The wording was remarkably similar. At that point, I made a deliberate modeling decision: treat both complaints as the same category.
Why?
Because what we were doing could increase complaints about not receiving credit. But if, at the same time, it reduced complaints from people being denied accounts altogether, we could reasonably argue that this wasn’t net brand deterioration.
Conveniently, the model’s inability to perfectly distinguish between both complaint types suddenly became less of a bug and more of a feature. The precision and recall numbers mentioned above already reflect this revised manual labeling strategy.
Prompt Engineering Hits a Wall
I tried tuning the original prompt. Some improvements here, some regressions there, the familiar short blanket problem we had already discussed in the article about Podium: cover one side, expose the other.
The tuning became increasingly specific. And the more specific it got, the more uncomfortable I became. At some point, I realized I was effectively handcrafting the logic the machine was supposed to learn by itself. It started feeling suspiciously like overfitting, except I was the one being overfit to the dataset.
It was time to stop pretending prompts were enough and build an actual model.
Building a Real Classifier
I downloaded 3,000 additional random samples and labeled them manually.
Again.
Because apparently my relationship with spreadsheets had become serious.
I tested a few relatively simple classification approaches. The best-performing one used XGBoost with text embeddings generated through a BERT model from Sentence Transformers. The results improved:
- Precision: 81%
- Recall: 65%
Better. Still not good enough.
Fine-Tuning an LLM (Properly This Time)
Then I thought:
What if I fine-tuned GPT to behave like a classifier instead of trying to bully it into becoming one through prompts?
OpenAI allows fine-tuning through its interface. Token costs are higher for fine-tuned models, which initially looked concerning, but the experiment felt worth running. I created a very simple dataset:
Input: review text Output: one of only two words: “yes” or “no”
We fine-tuned the model using those 3,000 labeled samples. The results on the test set were excellent:
- Precision: 91%
- Recall: 86%
Finally, something good enough for monitoring purposes.

The Cost (Surprisingly) Wasn’t the Problem
Ironically, cost turned out to be the least interesting part of the story. Yes, token pricing for a fine-tuned GPT model was higher.
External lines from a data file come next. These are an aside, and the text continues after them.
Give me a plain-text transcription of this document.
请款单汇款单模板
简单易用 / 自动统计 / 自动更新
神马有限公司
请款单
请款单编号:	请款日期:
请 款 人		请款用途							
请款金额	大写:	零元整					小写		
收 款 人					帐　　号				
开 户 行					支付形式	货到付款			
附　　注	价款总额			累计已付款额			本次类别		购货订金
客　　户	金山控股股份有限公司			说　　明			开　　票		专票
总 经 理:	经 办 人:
But because the model had effectively learned to respond with a single token, inference became absurdly cheap.
The fine-tuning itself cost around $9 (mostly because we ran several experiments), and the monthly cost of evaluating new reviews stayed below $1. For a problem tied to brand reputation, that was practically pocket change.
The Most Boring Ending Possible
We automated the classification of incoming reviews.
The data became a dashboard.
We checked it daily.
Then weekly.
Then monthly.
And eventually, we forgot it existed.
Which, in observability, is often the happiest ending you can hope for.
Because by then, we had gained enough confidence that with all the changes we were doing in the app, opening digital accounts without credit was not creating the same brand backlash that had happened in the past.
And sometimes, success looks suspiciously like becoming boring.